Privacy Issues in Using Wearable Technology to Manage Chronic Disease

It is notoriously difficult to manage a chronic disease on a day-to-day basis. Individuals with, for example, diabetes, heart disease, and substance use disorders require lifestyle changes that will define their quality of life. Many physicians and healthcare systems have begun to incorporate wearable technologies – including medical devices and consumer electronics – in the daily treatment of chronic disease because these devices can collect relevant data in real time, and provide clinicians with a glimpse into the daily habits of patients without recall bias. However, there are numerous legal ramifications and potential pitfalls in utilizing wearable technologies to monitor objective and subjective risk factors in the treatment of chronic disease.



 In a broad sense, the concept of personal privacy has changed dramatically in the last 50 years; perhaps even more so since the turn of the century. Indeed, seemingly ubiquitous security cameras, satellite cameras, and the realization that the government and big businesses have access to many personal correspondents such as emails, gives Americans the feeling that they are being watched almost all the time. Whether big data is used for national security, marketing, or product pricing, most people understand that the Internet is keeping tabs on them – from Google search to Facebook.  

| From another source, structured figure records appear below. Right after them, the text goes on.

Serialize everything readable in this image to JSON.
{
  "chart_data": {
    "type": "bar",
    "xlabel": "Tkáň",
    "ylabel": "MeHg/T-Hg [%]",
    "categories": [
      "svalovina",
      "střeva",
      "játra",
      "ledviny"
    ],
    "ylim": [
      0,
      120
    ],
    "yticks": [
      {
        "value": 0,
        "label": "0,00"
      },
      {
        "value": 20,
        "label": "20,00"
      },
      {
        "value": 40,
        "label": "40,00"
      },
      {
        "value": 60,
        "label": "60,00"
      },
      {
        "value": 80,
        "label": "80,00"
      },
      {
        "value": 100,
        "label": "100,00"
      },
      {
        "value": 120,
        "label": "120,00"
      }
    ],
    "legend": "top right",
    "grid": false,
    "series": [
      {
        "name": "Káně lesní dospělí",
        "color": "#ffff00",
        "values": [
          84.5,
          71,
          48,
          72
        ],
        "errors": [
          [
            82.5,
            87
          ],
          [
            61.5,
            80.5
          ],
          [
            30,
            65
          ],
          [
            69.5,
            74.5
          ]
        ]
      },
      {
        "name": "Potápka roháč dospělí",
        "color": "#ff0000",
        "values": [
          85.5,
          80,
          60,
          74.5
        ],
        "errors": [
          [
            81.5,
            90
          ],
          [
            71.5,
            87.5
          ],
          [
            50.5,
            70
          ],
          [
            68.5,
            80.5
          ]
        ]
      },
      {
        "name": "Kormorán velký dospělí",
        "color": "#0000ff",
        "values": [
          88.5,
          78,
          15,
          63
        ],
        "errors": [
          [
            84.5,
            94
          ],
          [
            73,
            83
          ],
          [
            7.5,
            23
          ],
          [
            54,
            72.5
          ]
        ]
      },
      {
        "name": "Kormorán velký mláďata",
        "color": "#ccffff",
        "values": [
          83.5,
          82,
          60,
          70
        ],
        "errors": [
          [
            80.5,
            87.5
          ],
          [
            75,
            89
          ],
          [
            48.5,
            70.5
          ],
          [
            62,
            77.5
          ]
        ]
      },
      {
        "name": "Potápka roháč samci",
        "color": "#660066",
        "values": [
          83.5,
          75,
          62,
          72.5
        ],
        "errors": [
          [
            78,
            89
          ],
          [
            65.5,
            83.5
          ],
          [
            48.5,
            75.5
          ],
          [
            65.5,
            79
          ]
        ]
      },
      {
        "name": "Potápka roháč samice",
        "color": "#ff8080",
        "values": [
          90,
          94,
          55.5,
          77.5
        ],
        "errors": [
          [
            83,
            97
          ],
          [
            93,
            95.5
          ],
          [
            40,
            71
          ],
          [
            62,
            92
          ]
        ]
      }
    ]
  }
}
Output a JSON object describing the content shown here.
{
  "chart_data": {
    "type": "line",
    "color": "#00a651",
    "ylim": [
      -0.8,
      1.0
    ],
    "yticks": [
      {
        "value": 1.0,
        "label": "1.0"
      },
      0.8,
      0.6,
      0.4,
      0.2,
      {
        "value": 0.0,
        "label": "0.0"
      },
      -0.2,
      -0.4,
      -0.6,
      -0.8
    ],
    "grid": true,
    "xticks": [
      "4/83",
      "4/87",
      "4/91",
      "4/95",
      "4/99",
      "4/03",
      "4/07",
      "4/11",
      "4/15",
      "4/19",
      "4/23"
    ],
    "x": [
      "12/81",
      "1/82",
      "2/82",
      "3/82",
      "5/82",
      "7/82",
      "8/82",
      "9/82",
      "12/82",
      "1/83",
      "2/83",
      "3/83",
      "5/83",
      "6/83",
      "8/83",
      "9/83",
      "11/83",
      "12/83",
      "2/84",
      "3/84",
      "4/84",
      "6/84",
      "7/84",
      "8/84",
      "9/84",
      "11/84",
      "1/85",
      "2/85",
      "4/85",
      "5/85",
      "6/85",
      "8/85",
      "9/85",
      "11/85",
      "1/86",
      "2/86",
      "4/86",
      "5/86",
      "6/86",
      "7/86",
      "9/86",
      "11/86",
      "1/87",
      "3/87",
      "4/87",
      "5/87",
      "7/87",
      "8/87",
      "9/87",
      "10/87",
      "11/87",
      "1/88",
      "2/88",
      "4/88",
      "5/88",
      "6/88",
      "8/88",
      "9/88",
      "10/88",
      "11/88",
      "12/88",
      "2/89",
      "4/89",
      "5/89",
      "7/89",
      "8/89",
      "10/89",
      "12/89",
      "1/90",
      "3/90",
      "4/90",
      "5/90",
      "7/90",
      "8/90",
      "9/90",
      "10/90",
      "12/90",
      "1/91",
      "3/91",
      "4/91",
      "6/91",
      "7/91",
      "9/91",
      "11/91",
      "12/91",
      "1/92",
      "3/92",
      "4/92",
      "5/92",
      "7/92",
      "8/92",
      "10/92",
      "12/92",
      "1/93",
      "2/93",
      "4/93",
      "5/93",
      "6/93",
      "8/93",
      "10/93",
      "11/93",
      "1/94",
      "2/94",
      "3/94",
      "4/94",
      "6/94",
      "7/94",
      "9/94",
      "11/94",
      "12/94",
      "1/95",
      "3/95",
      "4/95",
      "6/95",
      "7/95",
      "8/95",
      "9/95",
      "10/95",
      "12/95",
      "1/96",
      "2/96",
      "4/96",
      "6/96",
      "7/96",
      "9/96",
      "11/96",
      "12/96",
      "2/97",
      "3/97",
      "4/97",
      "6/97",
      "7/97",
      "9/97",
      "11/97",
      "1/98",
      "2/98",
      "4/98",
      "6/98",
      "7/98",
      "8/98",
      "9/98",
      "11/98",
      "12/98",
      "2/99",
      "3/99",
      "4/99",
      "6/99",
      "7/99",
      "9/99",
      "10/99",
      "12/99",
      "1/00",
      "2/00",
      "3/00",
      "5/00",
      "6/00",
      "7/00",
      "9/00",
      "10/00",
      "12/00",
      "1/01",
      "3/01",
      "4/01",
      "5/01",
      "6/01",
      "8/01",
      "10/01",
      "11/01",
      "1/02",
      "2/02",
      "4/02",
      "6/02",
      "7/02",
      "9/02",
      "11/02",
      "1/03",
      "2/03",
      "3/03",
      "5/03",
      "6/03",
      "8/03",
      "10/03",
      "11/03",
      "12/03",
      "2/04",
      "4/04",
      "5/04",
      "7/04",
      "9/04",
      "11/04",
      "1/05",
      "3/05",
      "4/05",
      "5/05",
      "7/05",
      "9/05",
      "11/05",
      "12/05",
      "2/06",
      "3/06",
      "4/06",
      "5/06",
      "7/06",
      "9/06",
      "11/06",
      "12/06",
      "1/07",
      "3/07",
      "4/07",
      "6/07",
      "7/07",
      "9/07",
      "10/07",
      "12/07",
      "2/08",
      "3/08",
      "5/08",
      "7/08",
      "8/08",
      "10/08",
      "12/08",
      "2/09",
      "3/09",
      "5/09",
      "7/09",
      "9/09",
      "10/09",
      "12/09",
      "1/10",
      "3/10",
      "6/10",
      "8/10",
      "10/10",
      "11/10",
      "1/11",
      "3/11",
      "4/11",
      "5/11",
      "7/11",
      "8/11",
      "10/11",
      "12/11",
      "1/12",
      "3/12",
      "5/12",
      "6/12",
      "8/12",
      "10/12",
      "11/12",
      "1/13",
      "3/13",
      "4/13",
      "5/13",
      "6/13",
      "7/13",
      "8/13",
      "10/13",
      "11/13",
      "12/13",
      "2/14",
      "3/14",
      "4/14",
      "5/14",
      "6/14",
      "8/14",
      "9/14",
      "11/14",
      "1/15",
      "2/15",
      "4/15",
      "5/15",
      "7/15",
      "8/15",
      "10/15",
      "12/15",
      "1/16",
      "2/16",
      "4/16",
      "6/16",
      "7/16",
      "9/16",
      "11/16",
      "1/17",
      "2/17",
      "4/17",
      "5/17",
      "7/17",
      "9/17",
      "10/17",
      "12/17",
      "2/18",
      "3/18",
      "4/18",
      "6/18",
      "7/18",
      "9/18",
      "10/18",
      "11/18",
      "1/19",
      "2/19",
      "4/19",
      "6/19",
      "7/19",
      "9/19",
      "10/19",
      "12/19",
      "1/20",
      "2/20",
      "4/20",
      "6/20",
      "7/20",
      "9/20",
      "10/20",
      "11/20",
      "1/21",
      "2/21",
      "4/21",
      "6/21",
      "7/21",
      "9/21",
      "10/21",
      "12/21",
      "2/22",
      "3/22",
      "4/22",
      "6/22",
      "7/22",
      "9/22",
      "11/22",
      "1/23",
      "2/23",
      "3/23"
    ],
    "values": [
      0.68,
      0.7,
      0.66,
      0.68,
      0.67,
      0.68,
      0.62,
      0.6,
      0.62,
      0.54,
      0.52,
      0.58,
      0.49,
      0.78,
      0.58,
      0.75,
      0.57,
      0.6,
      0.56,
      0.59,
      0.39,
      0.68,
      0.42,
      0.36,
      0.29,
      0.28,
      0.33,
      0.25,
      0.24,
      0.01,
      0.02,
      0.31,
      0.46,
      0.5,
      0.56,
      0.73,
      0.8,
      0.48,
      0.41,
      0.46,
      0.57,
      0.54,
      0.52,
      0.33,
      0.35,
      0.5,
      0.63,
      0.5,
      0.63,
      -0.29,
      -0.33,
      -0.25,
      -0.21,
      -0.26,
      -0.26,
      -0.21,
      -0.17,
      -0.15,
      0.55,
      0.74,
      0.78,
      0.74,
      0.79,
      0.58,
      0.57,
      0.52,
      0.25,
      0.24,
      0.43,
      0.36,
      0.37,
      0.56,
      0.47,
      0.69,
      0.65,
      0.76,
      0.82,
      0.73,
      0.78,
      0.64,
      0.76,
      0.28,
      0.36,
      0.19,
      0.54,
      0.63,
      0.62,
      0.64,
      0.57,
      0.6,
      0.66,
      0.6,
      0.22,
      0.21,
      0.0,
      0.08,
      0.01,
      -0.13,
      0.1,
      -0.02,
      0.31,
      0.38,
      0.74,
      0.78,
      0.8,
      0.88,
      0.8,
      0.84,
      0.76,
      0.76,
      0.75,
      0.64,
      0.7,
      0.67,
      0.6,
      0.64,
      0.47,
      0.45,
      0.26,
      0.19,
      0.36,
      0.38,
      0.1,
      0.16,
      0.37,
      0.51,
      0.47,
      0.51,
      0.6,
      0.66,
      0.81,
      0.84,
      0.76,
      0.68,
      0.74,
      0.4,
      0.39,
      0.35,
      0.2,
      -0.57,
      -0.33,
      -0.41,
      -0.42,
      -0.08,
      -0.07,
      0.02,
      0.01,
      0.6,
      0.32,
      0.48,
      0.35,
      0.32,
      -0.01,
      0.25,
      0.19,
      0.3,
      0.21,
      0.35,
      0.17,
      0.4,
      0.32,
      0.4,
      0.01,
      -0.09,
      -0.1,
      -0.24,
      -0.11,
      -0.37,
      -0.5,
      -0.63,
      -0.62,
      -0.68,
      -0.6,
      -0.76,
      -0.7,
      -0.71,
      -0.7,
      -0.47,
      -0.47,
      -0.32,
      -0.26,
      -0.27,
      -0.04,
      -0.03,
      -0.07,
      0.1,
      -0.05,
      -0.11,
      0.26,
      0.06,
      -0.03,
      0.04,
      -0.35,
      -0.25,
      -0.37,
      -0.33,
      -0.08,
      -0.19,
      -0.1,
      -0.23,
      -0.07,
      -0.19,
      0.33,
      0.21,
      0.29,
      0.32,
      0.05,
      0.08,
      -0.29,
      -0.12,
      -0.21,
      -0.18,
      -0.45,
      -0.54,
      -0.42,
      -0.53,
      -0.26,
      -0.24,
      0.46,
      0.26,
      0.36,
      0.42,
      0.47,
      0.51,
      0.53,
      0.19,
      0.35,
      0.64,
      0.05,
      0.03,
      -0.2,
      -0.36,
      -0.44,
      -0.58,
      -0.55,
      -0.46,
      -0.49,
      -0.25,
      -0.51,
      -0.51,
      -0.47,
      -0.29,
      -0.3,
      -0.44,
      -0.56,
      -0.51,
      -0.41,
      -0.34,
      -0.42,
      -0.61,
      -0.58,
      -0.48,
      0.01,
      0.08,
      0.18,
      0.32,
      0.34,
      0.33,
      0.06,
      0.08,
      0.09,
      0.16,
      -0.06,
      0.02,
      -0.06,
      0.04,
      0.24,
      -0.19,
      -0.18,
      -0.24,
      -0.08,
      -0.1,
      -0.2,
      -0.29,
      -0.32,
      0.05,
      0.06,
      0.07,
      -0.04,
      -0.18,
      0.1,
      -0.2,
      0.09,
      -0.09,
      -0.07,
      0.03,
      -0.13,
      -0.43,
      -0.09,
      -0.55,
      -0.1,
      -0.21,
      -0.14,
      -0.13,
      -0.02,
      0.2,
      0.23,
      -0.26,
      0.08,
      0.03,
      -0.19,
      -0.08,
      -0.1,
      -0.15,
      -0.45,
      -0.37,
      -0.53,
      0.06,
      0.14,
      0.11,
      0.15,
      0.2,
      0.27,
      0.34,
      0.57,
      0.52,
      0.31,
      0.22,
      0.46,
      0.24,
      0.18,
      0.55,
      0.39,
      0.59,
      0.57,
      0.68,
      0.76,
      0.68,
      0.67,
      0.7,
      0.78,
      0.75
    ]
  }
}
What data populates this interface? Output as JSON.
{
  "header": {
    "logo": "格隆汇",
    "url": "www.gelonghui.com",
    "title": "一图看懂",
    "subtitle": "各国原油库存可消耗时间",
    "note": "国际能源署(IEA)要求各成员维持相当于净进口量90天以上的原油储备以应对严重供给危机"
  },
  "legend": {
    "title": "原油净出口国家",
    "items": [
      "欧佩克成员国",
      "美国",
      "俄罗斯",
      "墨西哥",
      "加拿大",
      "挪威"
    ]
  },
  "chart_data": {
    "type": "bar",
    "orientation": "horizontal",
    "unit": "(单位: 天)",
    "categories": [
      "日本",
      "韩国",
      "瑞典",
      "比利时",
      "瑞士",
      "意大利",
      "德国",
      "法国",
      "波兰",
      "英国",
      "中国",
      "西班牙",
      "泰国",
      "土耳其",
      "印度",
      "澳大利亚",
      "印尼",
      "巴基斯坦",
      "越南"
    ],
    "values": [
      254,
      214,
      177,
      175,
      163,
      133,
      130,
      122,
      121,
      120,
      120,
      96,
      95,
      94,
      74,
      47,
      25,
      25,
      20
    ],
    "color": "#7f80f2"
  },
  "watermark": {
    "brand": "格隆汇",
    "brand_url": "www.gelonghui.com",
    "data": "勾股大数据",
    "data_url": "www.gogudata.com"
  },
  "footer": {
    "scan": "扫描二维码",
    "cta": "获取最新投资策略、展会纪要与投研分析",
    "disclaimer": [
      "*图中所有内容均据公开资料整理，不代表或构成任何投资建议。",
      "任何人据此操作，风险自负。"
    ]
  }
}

The extents to which personal data is shared among companies and government entities are still, however, a mystery to mostAmericans. For example, who handles the transfer of data from one company to another, and who regulates these transactions? When considering health data (which is not necessarily a medical record) such as heart rate and/or steps on a Fitbit, is that data also valuable to a marketing firm? What about GPS tracking? If an individual is using a wearable technology to manage chronic illness, shouldn’t all data from that device be held to HIPAA standards?


Wearable technologies are being used more often in the treatment of chronic disease, a trend that will likely continue in the future. However, many of the things that are monitored by wearable technology are already sold as data points between companies outside the healthcare realm, and in many cases are publically available with an online search.  In fact, these data are not protected by HIPAA, or event the Food, Drug, and Cosmetic Act that covers many medical devices. Wearable technologies that are commercially available are considered low-risk, general wellness products and data may be used within the constructs of the privacy statement agreed upon by the company and user (required to use the product).  There are, however, wearable devices that are classified as medical devices such as Dexcom ContinuousGlucose Monitoring system and federal law protects data from these products. The question going forward (especially for applications created to monitor chronic disease on commercially available technologies), is what standards will be set by regulatory bodies, and adopted by industry, to protect the confidential information regarding health in a way that does not impede the data farming that regularly takes place in the tech world.



Companies that make wearable technologies such as Fitbit and Dexcom need to adhere to HIPAA level privacy standards for patient information transmitted on their devices. Dexcom, which makes technology specific to glucose monitoring, should already be doing this. However, publically available technologies such as Fitbit likely do not. The FDA should have a division dedicated to auditing any company that handles patient information to ensure compliance. In this way, patient information that may be collected, stored, or transmitted on these devices will be handled in a way that protects individuals using these devices for management of chronic disease. If companies do not comply, their intellectual property should be forfeit if another company makes a similar model for the exclusive purpose of patient care.